We can value the creative work of others, appreciate creative expression, however unusual or mundane, use individual creative style in our approach to children, and make an effort to do creative work of our own.

            Piirto thoughtfully underscores for teachers and parents that talent is only a small part of creative production.  Discipline and practice are integral.  Time and again, studies of creative people show that the fruits of creativity are truly realized through hard work, Piirto explains.  Teachers and parents are also encouraged to avoid emphasizing sex-role stereotypes in the arts, and social acceptance at the expense of creative expression.

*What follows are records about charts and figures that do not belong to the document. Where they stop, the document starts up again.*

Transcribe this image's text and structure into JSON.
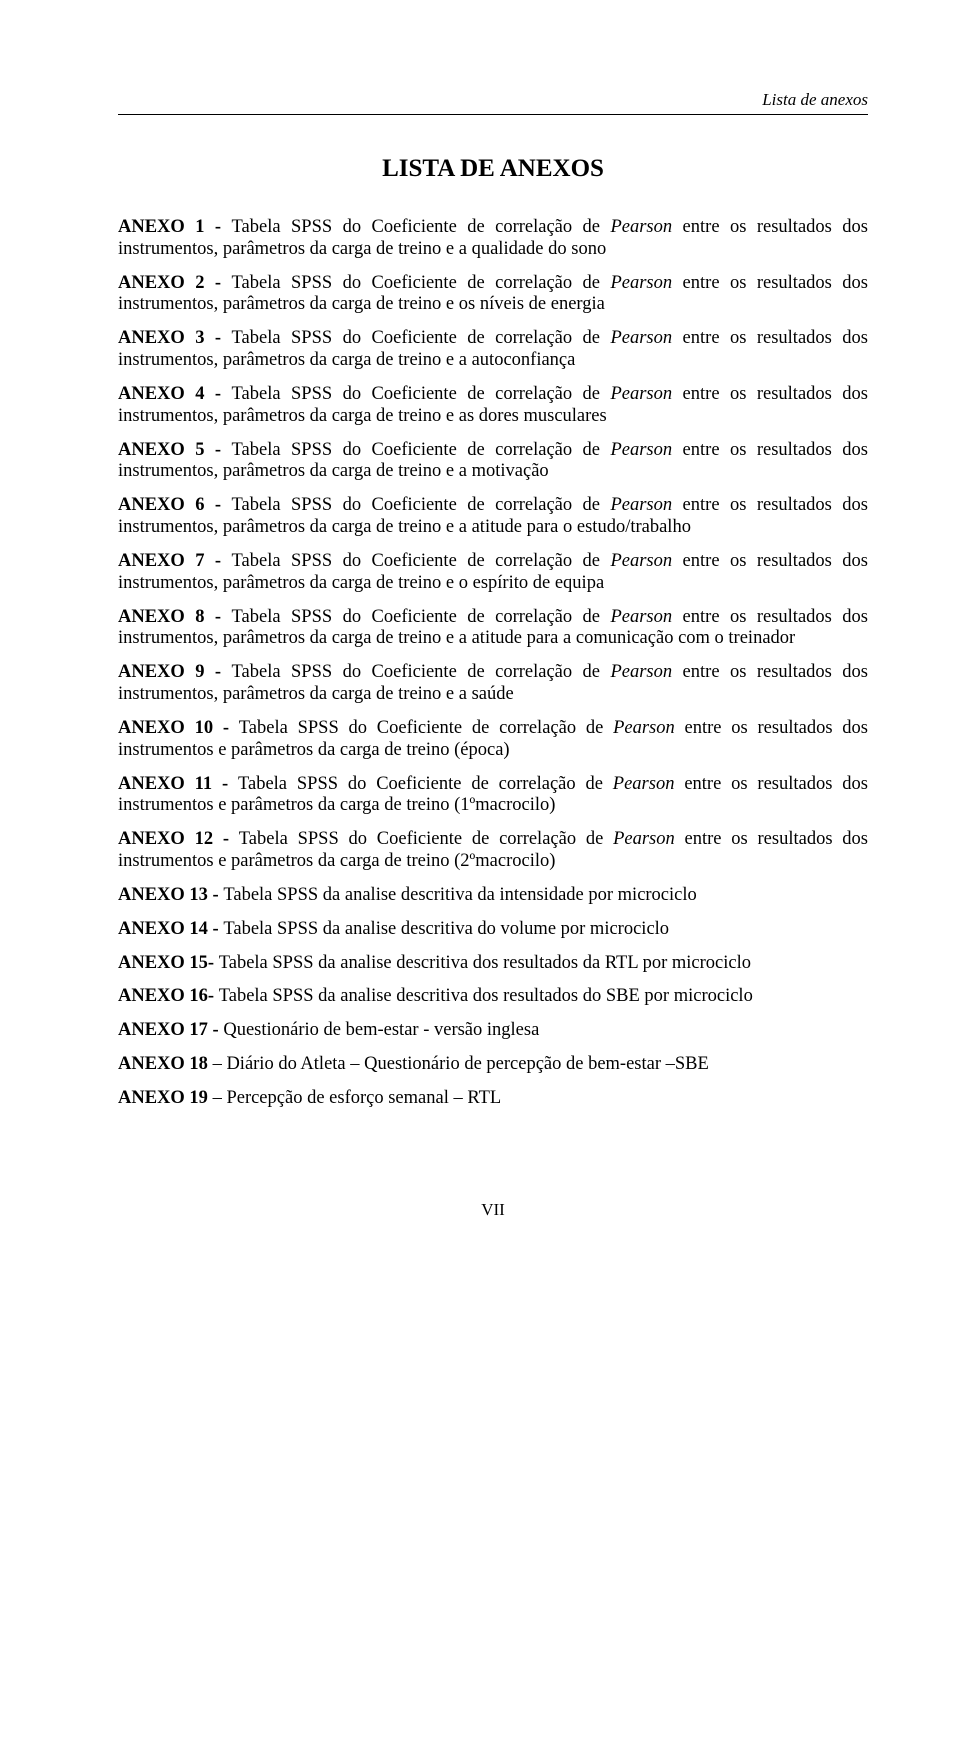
{
  "page": {
    "running_head": "Lista de anexos",
    "title": "LISTA DE ANEXOS",
    "page_number": "VII",
    "colors": {
      "text": "#000000",
      "background": "#ffffff",
      "rule": "#000000"
    },
    "typography": {
      "family": "Times New Roman",
      "title_size_pt": 19,
      "body_size_pt": 14,
      "running_head_size_pt": 13,
      "title_weight": "bold"
    }
  },
  "entries": [
    {
      "lead": "ANEXO 1 - ",
      "pre": "Tabela SPSS do Coeficiente de correlação de ",
      "it": "Pearson",
      "post": " entre os resultados dos instrumentos, parâmetros da carga de treino e a qualidade do sono"
    },
    {
      "lead": "ANEXO 2 - ",
      "pre": "Tabela SPSS do Coeficiente de correlação de ",
      "it": "Pearson",
      "post": " entre os resultados dos instrumentos, parâmetros da carga de treino e os níveis de energia"
    },
    {
      "lead": "ANEXO 3 - ",
      "pre": "Tabela SPSS do Coeficiente de correlação de ",
      "it": "Pearson",
      "post": " entre os resultados dos instrumentos, parâmetros da carga de treino e a autoconfiança"
    },
    {
      "lead": "ANEXO 4 - ",
      "pre": "Tabela SPSS do Coeficiente de correlação de ",
      "it": "Pearson",
      "post": " entre os resultados dos instrumentos, parâmetros da carga de treino e as dores musculares"
    },
    {
      "lead": "ANEXO 5 - ",
      "pre": "Tabela SPSS do Coeficiente de correlação de ",
      "it": "Pearson",
      "post": " entre os resultados dos instrumentos, parâmetros da carga de treino e a motivação"
    },
    {
      "lead": "ANEXO 6 - ",
      "pre": "Tabela SPSS do Coeficiente de correlação de ",
      "it": "Pearson",
      "post": " entre os resultados dos instrumentos, parâmetros da carga de treino e a atitude para o estudo/trabalho"
    },
    {
      "lead": "ANEXO 7 - ",
      "pre": "Tabela SPSS do Coeficiente de correlação de ",
      "it": "Pearson",
      "post": " entre os resultados dos instrumentos, parâmetros da carga de treino e o espírito de equipa"
    },
    {
      "lead": "ANEXO 8 - ",
      "pre": "Tabela SPSS do Coeficiente de correlação de ",
      "it": "Pearson",
      "post": " entre os resultados dos instrumentos, parâmetros da carga de treino e a atitude para a comunicação com o treinador"
    },
    {
      "lead": "ANEXO 9 - ",
      "pre": "Tabela SPSS do Coeficiente de correlação de ",
      "it": "Pearson",
      "post": " entre os resultados dos instrumentos, parâmetros da carga de treino e a saúde"
    },
    {
      "lead": "ANEXO 10 - ",
      "pre": "Tabela SPSS do Coeficiente de correlação de ",
      "it": "Pearson",
      "post": " entre os resultados dos instrumentos e parâmetros da carga de treino (época)"
    },
    {
      "lead": "ANEXO 11 - ",
      "pre": "Tabela SPSS do Coeficiente de correlação de ",
      "it": "Pearson",
      "post": " entre os resultados dos instrumentos e parâmetros da carga de treino (1ºmacrocilo)"
    },
    {
      "lead": "ANEXO 12 - ",
      "pre": "Tabela SPSS do Coeficiente de correlação de ",
      "it": "Pearson",
      "post": " entre os resultados dos instrumentos e parâmetros da carga de treino (2ºmacrocilo)"
    },
    {
      "lead": "ANEXO 13 - ",
      "pre": "Tabela SPSS da analise descritiva da intensidade por microciclo",
      "it": "",
      "post": ""
    },
    {
      "lead": "ANEXO 14 - ",
      "pre": "Tabela SPSS da analise descritiva  do volume por microciclo",
      "it": "",
      "post": ""
    },
    {
      "lead": "ANEXO 15- ",
      "pre": "Tabela SPSS da analise descritiva  dos resultados da RTL por microciclo",
      "it": "",
      "post": ""
    },
    {
      "lead": "ANEXO 16- ",
      "pre": "Tabela SPSS da analise descritiva  dos resultados do SBE por microciclo",
      "it": "",
      "post": ""
    },
    {
      "lead": "ANEXO 17 - ",
      "pre": "Questionário de bem-estar - versão inglesa",
      "it": "",
      "post": ""
    },
    {
      "lead": "ANEXO 18 ",
      "pre": "– Diário do Atleta – Questionário de percepção de bem-estar –SBE",
      "it": "",
      "post": ""
    },
    {
      "lead": "ANEXO 19 ",
      "pre": "– Percepção de esforço semanal –  RTL",
      "it": "",
      "post": ""
    }
  ]
}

            Those who will reap the greatest benefits from the rich gathering of information in Understanding Those Who Create are teachers, in gifted or regular classrooms.  Parents, too, will gain tremendous insights into the minds and doings of their bright young ones, especially if they resist the temptation to skip the topics that are geared toward educators (such as creativity theory, testing, and training). 

This “teacher” stuff can be invaluable to parents, especially those who have ever found themselves advocating appropriate gifted programming — for their own children or for a while school district.  The last section, which deals with supporting and nourishing children’s creativity, will have special appeal for parents, although I recommend it for anyone who works with children in any capacity.  Older children will find portions of the chapters on artists, writers, dancers, etc., of particular interest.  Such reading should be supplemented by other memoirs, biographical and autobiographical material on famous creative people, and a focus on adults who offer vital role models for children and students.

            Teachers will find the structure of the book clear and direct.  There are cogent summary statements at the back of each chapter and an excellent compendium in the appendix on creativity theorists and theories.  The author also includes a running anecdotal narrative throughout the book, about a fictional teacher of the gifted, in an attempt to personalize some of the key topics she covers.  This technique is particularly effective when illustrating a specific issue, as in her story about Bobby, the talented but slightly dysfunctional school child who encounters many problems when adults impose creativity testing and questionnaires to measure his creative potential.  Perhaps real-life situations gleaned from her own experiences would have given these illustrations greater depth and believability.

            Writing a definitive guidebook on a topic such as creativity is an extraordinary challenge.  It demands that the author perform a balancing act; maintaining a high level of inspiration, and at the same time keeping her feet firmly grounded in the practical. 

Considering the magnitude of the subject tackled, I applaud Piirto for her achievement. 

Many gifted educators prefer not to brave this often unexplored topic and are observing along the sidelines, apprehensive about becoming involved until more has been substantiated.  We are grateful to Piirto for adding needed impetus to this sphere of thought.  As it stands, she has provided a marvelous framework from which to yield a must-have book for educators, parents, and students.

            Understanding Those Who Create is a text of universal appeal and applicability, that touches the hearts and minds of those seeking a sound comprehension of this significant subject — one that needs to be far more understood by all of us who work with gifted children.

Joan Franklin Smutney, Director of The Center for Gifted at National-Louis University in Evanston, Illinois; editor of the Illinois Council for Gifted Journal; teacher and author.